We are the Lambeth Boys, sponsored by the Ford Motor Company and shown in a Free Cinema programme at the National Film Institute recently is a documentary film with an impact. It was directed by Karel Reisz, already quite well-known for his earlier documentary about a London Jazz Club Momma Don't Allow. It has received special consideration from the specialist cinema magazine, and even found space in the popular Picturegoer. We are the Lambeth Boys concerns itself with youth. It deals with teenagers at a Walworth Youth Club, their activity at the club during the course of a few evenings and includes a club outing to a public school.

It has a largely explanatory commentary and makes no effort to discuss the attitudes and actions of young people couple with the delinquency arguments. For the most part the camera seems unnoticed by the boys. Nothing seems rehearsed. The boys play at the cricket nets, the girls gather in groups and talk; later they are seen jiving in the hall of the club. It shows some of them at work; a Post-Office boy clipping an endless pile of circulars, a girl putting cream on an endless supply of cakes in a factory, another girl sewing, a boy at a typical secondary modern school in the morning assembly, with its purely perfunctory prayer and hymns. In the evening boys lounge at the street corners in the "caffs" and chip-shops. The girls giggle in groups, shouting across the road.

The picture of their lives is one of aimless routine. Despite their aggressiveness, the club is important to them because it enables them to be together at somewhere other than the pictures, dance halls or billiard-saloons.

With no bar on language, or any need to be on their best behaviour they talk and discuss various topics with a club warden in a quiet, natural way.
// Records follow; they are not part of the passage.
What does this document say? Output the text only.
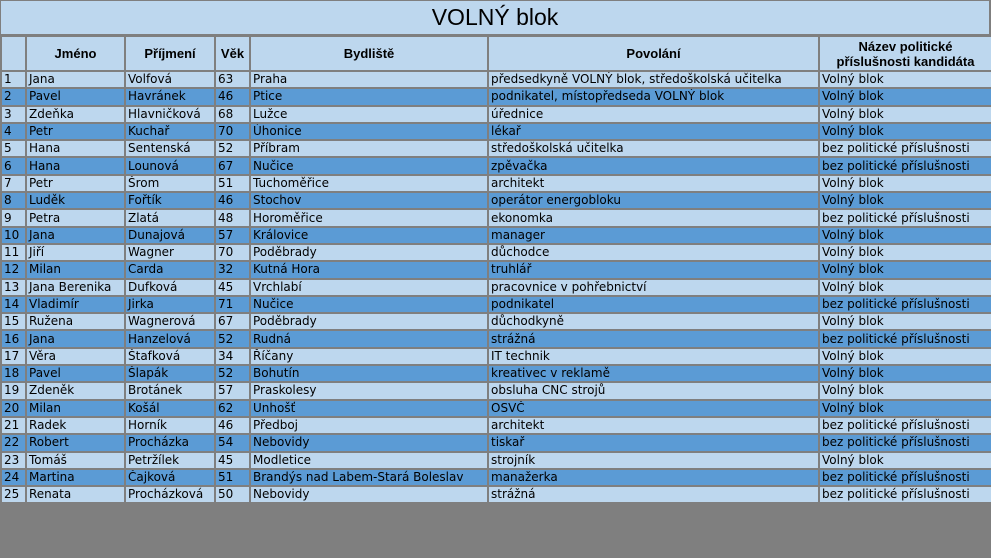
VOLNÝ blok
	Jméno	Příjmení	Věk	Bydliště	Povolání	Název politické příslušnosti kandidáta
1	Jana	Volfová	63	Praha	předsedkyně VOLNÝ blok, středoškolská učitelka	Volný blok
2	Pavel	Havránek	46	Ptice	podnikatel, místopředseda VOLNÝ blok	Volný blok
3	Zdeňka	Hlavničková	68	Lužce	úřednice	Volný blok
4	Petr	Kuchař	70	Úhonice	lékař	Volný blok
5	Hana	Sentenská	52	Příbram	středoškolská učitelka	bez politické příslušnosti
6	Hana	Lounová	67	Nučice	zpěvačka	bez politické příslušnosti
7	Petr	Šrom	51	Tuchoměřice	architekt	Volný blok
8	Luděk	Fořtík	46	Stochov	operátor energobloku	Volný blok
9	Petra	Zlatá	48	Horoměřice	ekonomka	bez politické příslušnosti
10	Jana	Dunajová	57	Královice	manager	Volný blok
11	Jiří	Wagner	70	Poděbrady	důchodce	Volný blok
12	Milan	Carda	32	Kutná Hora	truhlář	Volný blok
13	Jana Berenika	Dufková	45	Vrchlabí	pracovnice v pohřebnictví	Volný blok
14	Vladimír	Jirka	71	Nučice	podnikatel	bez politické příslušnosti
15	Ružena	Wagnerová	67	Poděbrady	důchodkyně	Volný blok
16	Jana	Hanzelová	52	Rudná	strážná	bez politické příslušnosti
17	Věra	Štafková	34	Říčany	IT technik	Volný blok
18	Pavel	Šlapák	52	Bohutín	kreativec v reklamě	Volný blok
19	Zdeněk	Brotánek	57	Praskolesy	obsluha CNC strojů	Volný blok
20	Milan	Košál	62	Unhošť	OSVČ	Volný blok
21	Radek	Horník	46	Předboj	architekt	bez politické příslušnosti
22	Robert	Procházka	54	Nebovidy	tiskař	bez politické příslušnosti
23	Tomáš	Petržílek	45	Modletice	strojník	Volný blok
24	Martina	Čajková	51	Brandýs nad Labem-Stará Boleslav	manažerka	bez politické příslušnosti
25	Renata	Procházková	50	Nebovidy	strážná	bez politické příslušnosti
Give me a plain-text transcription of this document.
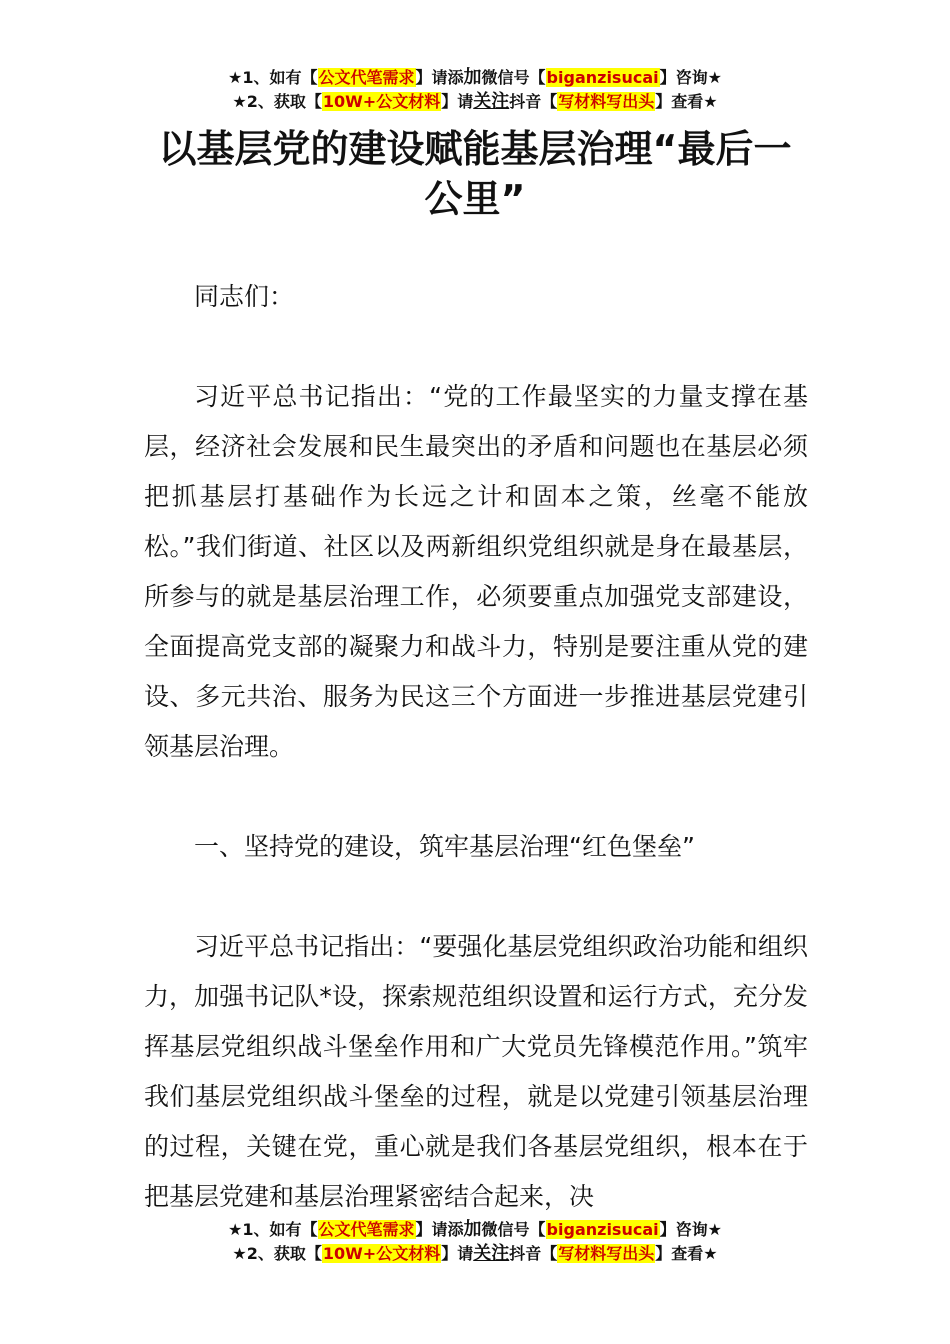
★1、如有【公文代笔需求】请添加微信号【biganzisucai】咨询★
★2、获取【10W+公文材料】请关注抖音【写材料写出头】查看★
以基层党的建设赋能基层治理“最后一公里”

同志们：

习近平总书记指出：“党的工作最坚实的力量支撑在基层，经济社会发展和民生最突出的矛盾和问题也在基层必须把抓基层打基础作为长远之计和固本之策，丝毫不能放松。”我们街道、社区以及两新组织党组织就是身在最基层，所参与的就是基层治理工作，必须要重点加强党支部建设，全面提高党支部的凝聚力和战斗力，特别是要注重从党的建设、多元共治、服务为民这三个方面进一步推进基层党建引领基层治理。

一、坚持党的建设，筑牢基层治理“红色堡垒”

习近平总书记指出：“要强化基层党组织政治功能和组织力，加强书记队*设，探索规范组织设置和运行方式，充分发挥基层党组织战斗堡垒作用和广大党员先锋模范作用。”筑牢我们基层党组织战斗堡垒的过程，就是以党建引领基层治理的过程，关键在党，重心就是我们各基层党组织，根本在于把基层党建和基层治理紧密结合起来，决

★1、如有【公文代笔需求】请添加微信号【biganzisucai】咨询★
★2、获取【10W+公文材料】请关注抖音【写材料写出头】查看★
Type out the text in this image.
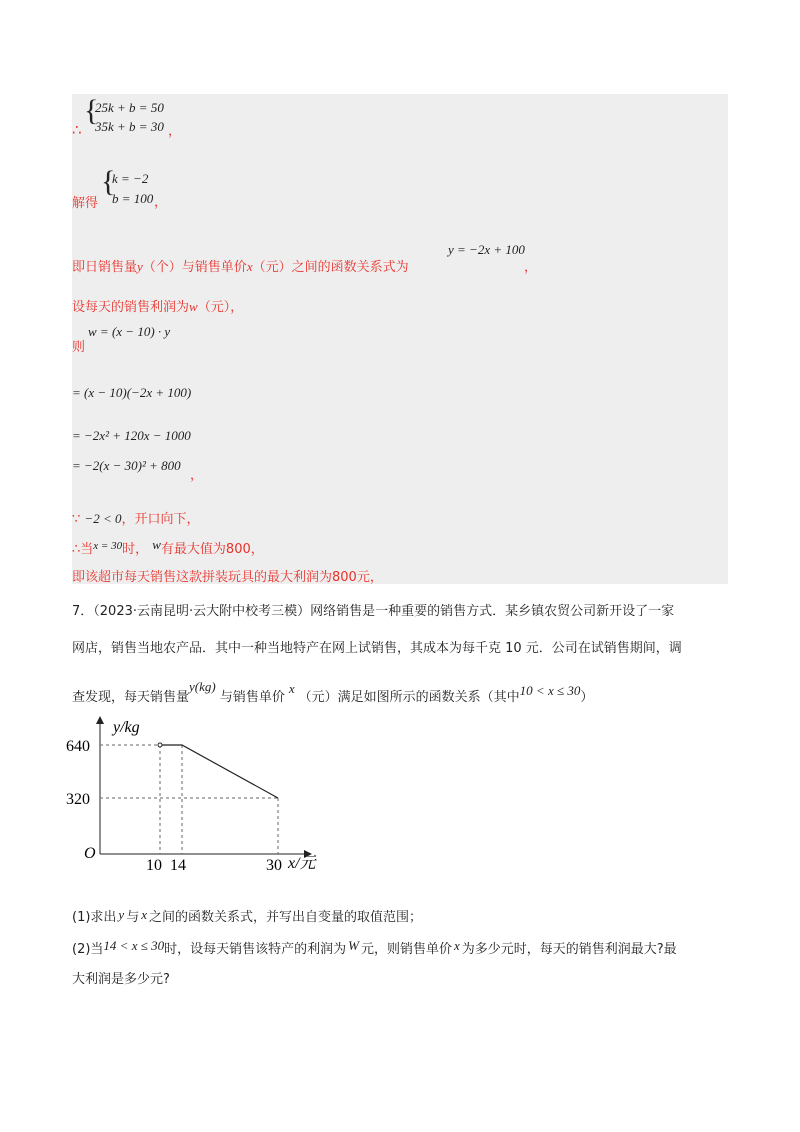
{
∴
25k + b = 50
35k + b = 30 ，
解得
{
k = −2
b = 100 ，
即日销售量y（个）与销售单价x（元）之间的函数关系式为
y = −2x + 100
，
设每天的销售利润为w（元），
则
w = (x − 10) · y
= (x − 10)(−2x + 100)
= −2x² + 120x − 1000
= −2(x − 30)² + 800
，
∵ −2 < 0，开口向下，
∴当$^{x = 30}$时， w有最大值为800，
即该超市每天销售这款拼装玩具的最大利润为800元，
7．（2023·云南昆明·云大附中校考三模）网络销售是一种重要的销售方式．某乡镇农贸公司新开设了一家
网店，销售当地农产品．其中一种当地特产在网上试销售，其成本为每千克 10 元．公司在试销售期间，调
查发现，每天销售量y(kg) 与销售单价x（元）满足如图所示的函数关系（其中10 < x ≤ 30）
y/kg
640
320
O
10 14	30 x/元
(1)求出 y 与 x 之间的函数关系式，并写出自变量的取值范围；
(2)当14 < x ≤ 30时，设每天销售该特产的利润为 W 元，则销售单价 x 为多少元时，每天的销售利润最大?最
大利润是多少元?
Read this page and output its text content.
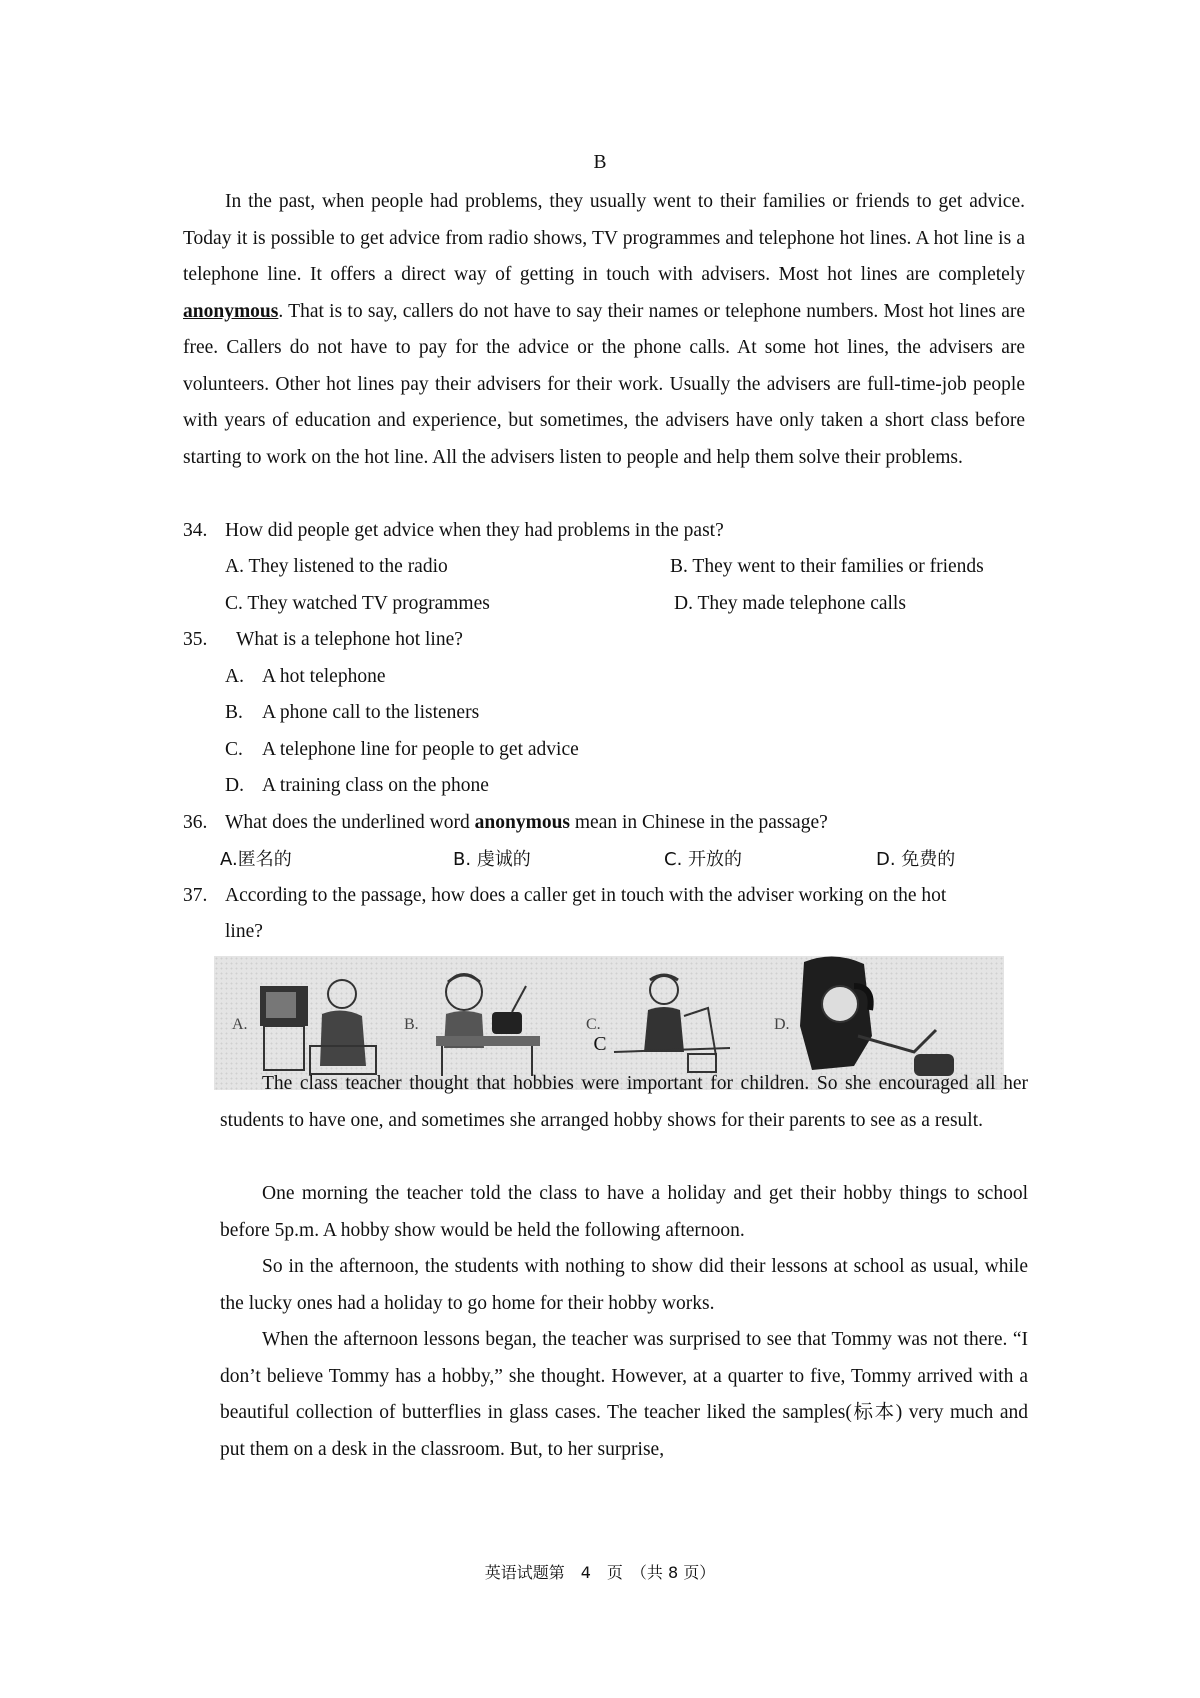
B

In the past, when people had problems, they usually went to their families or friends to get advice. Today it is possible to get advice from radio shows, TV programmes and telephone hot lines. A hot line is a telephone line. It offers a direct way of getting in touch with advisers. Most hot lines are completely anonymous. That is to say, callers do not have to say their names or telephone numbers. Most hot lines are free. Callers do not have to pay for the advice or the phone calls. At some hot lines, the advisers are volunteers. Other hot lines pay their advisers for their work. Usually the advisers are full-time-job people with years of education and experience, but sometimes, the advisers have only taken a short class before starting to work on the hot line. All the advisers listen to people and help them solve their problems.

34. How did people get advice when they had problems in the past?
A. They listened to the radio	B. They went to their families or friends
C. They watched TV programmes	D. They made telephone calls
35. What is a telephone hot line?
A. A hot telephone
B. A phone call to the listeners
C. A telephone line for people to get advice
D. A training class on the phone
36. What does the underlined word anonymous mean in Chinese in the passage?
A.匿名的	B. 虔诚的	C. 开放的	D. 免费的
37. According to the passage, how does a caller get in touch with the adviser working on the hot
line?
A.	B.	C.	D.
C

The class teacher thought that hobbies were important for children. So she encouraged all her students to have one, and sometimes she arranged hobby shows for their parents to see as a result.

One morning the teacher told the class to have a holiday and get their hobby things to school before 5p.m. A hobby show would be held the following afternoon.

So in the afternoon, the students with nothing to show did their lessons at school as usual, while the lucky ones had a holiday to go home for their hobby works.

When the afternoon lessons began, the teacher was surprised to see that Tommy was not there. “I don’t believe Tommy has a hobby,” she thought. However, at a quarter to five, Tommy arrived with a beautiful collection of butterflies in glass cases. The teacher liked the samples(标本) very much and put them on a desk in the classroom. But, to her surprise,

英语试题第　4　页　（共 8 页）
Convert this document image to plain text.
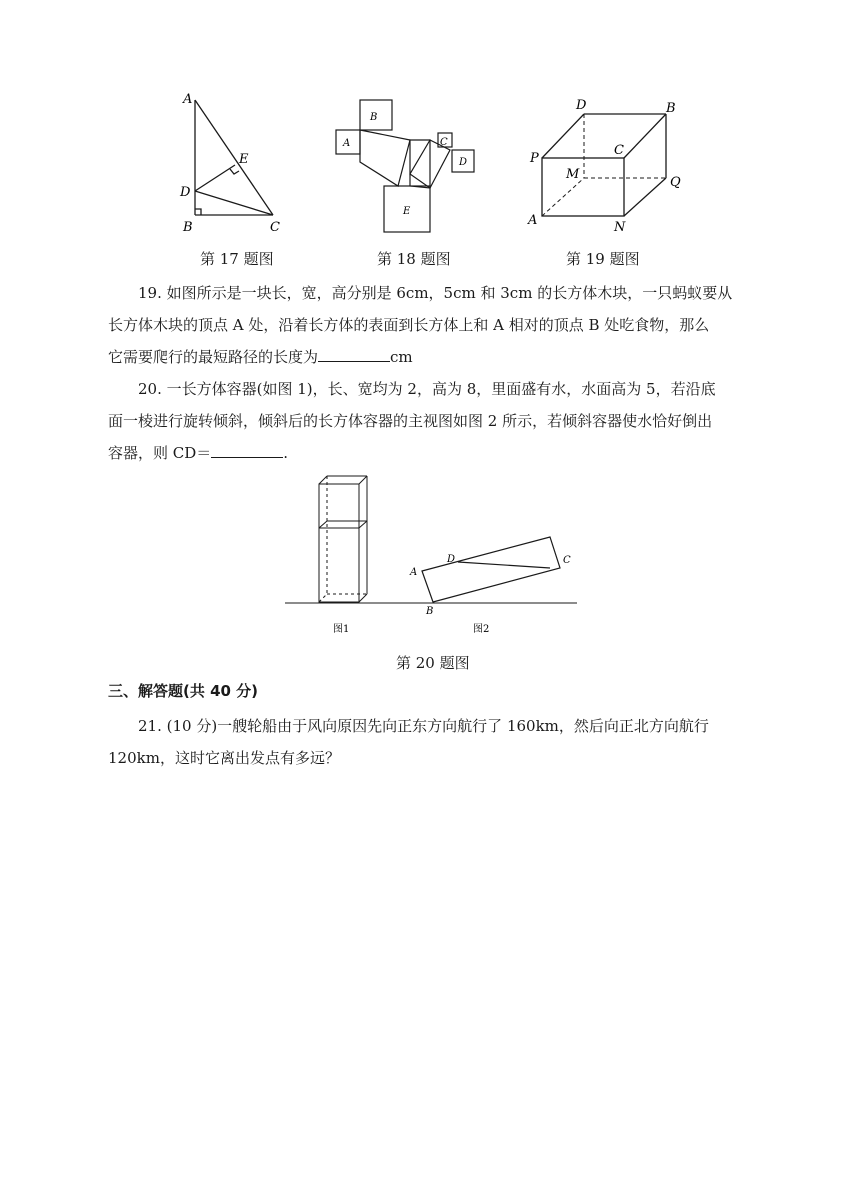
A
E
D
B	C
第 17 题图
B
A	C
D
E
第 18 题图
D	B
P
C
M
Q
A	N
第 19 题图
19. 如图所示是一块长，宽，高分别是 6cm，5cm 和 3cm 的长方体木块，一只蚂蚁要从
长方体木块的顶点 A 处，沿着长方体的表面到长方体上和 A 相对的顶点 B 处吃食物，那么
它需要爬行的最短路径的长度为	cm
20. 一长方体容器(如图 1)，长、宽均为 2，高为 8，里面盛有水，水面高为 5，若沿底
面一棱进行旋转倾斜，倾斜后的长方体容器的主视图如图 2 所示，若倾斜容器使水恰好倒出
容器，则 CD＝	.
A
D	C
B
图1	图2
第 20 题图
三、解答题(共 40 分)
21. (10 分)一艘轮船由于风向原因先向正东方向航行了 160km，然后向正北方向航行
120km，这时它离出发点有多远？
In one discussion about corporal punishment they show themselves to be more savage and primitive, despite the jokes which cover their embarrassment at having to talk seriously, than any M.P. or any Tory women's conference. They talk about clothes, and in one of the films few interviews a teenager tells how he buys expensive suits to wear for only a few months. An indication of their frame of mind. Jobs are fairly easy to get, especially when they only have to clip circulars. The money is good, and they can spend plenty on records and all the other teenage items that sell in such numbers. In other discussions about what they do and what they think of London they show a cynical yet naive attitude—one moment tough and hard thinking, the next showing incredible sentimentality and crude bravado. Growing up into capitalist society, realising some of its violent pressures, teenagers get the full force of the difference between illusion and reality. Thus in a dream world created by frustrations they live a life governed by frustration.

We are the Lambeth Boys gives some indication of this. As the makers of the film did not proffer any social commentary themselves, perhaps they thought it would go down better without waving genuine social problems in the public's face. Though many people realise that adolescence is not a wholly joyful time, when young people look ahead expectantly, the truth of the matter should be even plainer. Teenage conditions may have improved since before the war but their world is still resentful, bitter, aimless or just plain empty. The post war changes and the introduction of the flat estates and hire purchase prosperity may cause a further change which could affect the next generation and cause the next delinquency problems.